AUG 24, 2020
Pediatric Ophth/Strabismus
This 2-year study compared the efficacy and safety of 3 concentrations of atropine eye drops to determine the optimal concentration for long-term myopia control.
Study design
This randomized, double-masked trial extended from the Low-Concentration Atropine for Myopia Progression (LAMP) Study and included 383 children aged 4 to 12 years with myopia of at least -1.0 D. During phase 1, patients were originally randomized to receive atropine 0.05%, 0.025%, 0.01% or placebo once daily in both eyes. In this phase 2 extension trial, children in the placebo group during phase 1 were switched to 0.05% atropine at the beginning of the second-year follow-up; children in the atropine groups were maintained on the same dosages as in phase 1.
Outcomes
Over the 2-year period, the mean spherical equivalent progressions were 0.55 D, 0.85 D and 1.12 D and the mean axial length changes were 0.39 mm, 0.50 mm, and 0.59 mm in the 0.05%, 0.025% and 0.01% atropine groups, respectively.
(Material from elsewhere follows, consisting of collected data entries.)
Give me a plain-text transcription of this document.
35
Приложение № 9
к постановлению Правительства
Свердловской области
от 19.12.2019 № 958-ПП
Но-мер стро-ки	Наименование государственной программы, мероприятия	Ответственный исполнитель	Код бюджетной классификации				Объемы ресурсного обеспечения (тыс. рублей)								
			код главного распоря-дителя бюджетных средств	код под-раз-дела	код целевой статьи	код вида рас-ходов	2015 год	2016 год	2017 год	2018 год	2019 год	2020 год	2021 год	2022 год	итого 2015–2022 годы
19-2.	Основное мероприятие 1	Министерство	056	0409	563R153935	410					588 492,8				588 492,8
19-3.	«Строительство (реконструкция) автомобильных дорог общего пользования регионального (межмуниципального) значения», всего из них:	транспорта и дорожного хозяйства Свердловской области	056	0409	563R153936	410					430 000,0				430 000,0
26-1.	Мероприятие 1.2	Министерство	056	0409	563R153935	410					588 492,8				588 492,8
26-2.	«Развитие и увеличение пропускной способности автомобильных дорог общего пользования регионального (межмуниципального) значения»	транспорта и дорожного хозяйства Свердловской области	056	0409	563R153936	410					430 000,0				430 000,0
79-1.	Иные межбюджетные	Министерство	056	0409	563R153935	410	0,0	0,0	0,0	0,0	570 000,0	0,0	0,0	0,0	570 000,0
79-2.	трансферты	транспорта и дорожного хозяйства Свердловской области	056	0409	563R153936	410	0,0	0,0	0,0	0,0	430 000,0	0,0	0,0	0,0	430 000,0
No treatment-related side effects were noted.
Limitations
Since the study switched the placebo group to atropine 0.05% due to ethical considerations, there were no results comparing placebo versus atropine. Phase 3 and 4 LAMP studies are current being planned and should yield more useful results.
Clinical significance
The current LAMP study showed that the 0.05% atropine concentration is the best for myopia control over a 2-year period. Although low-dose atropine is definitely very effective for myopia progression, the exact dosing schedule is yet to be determined.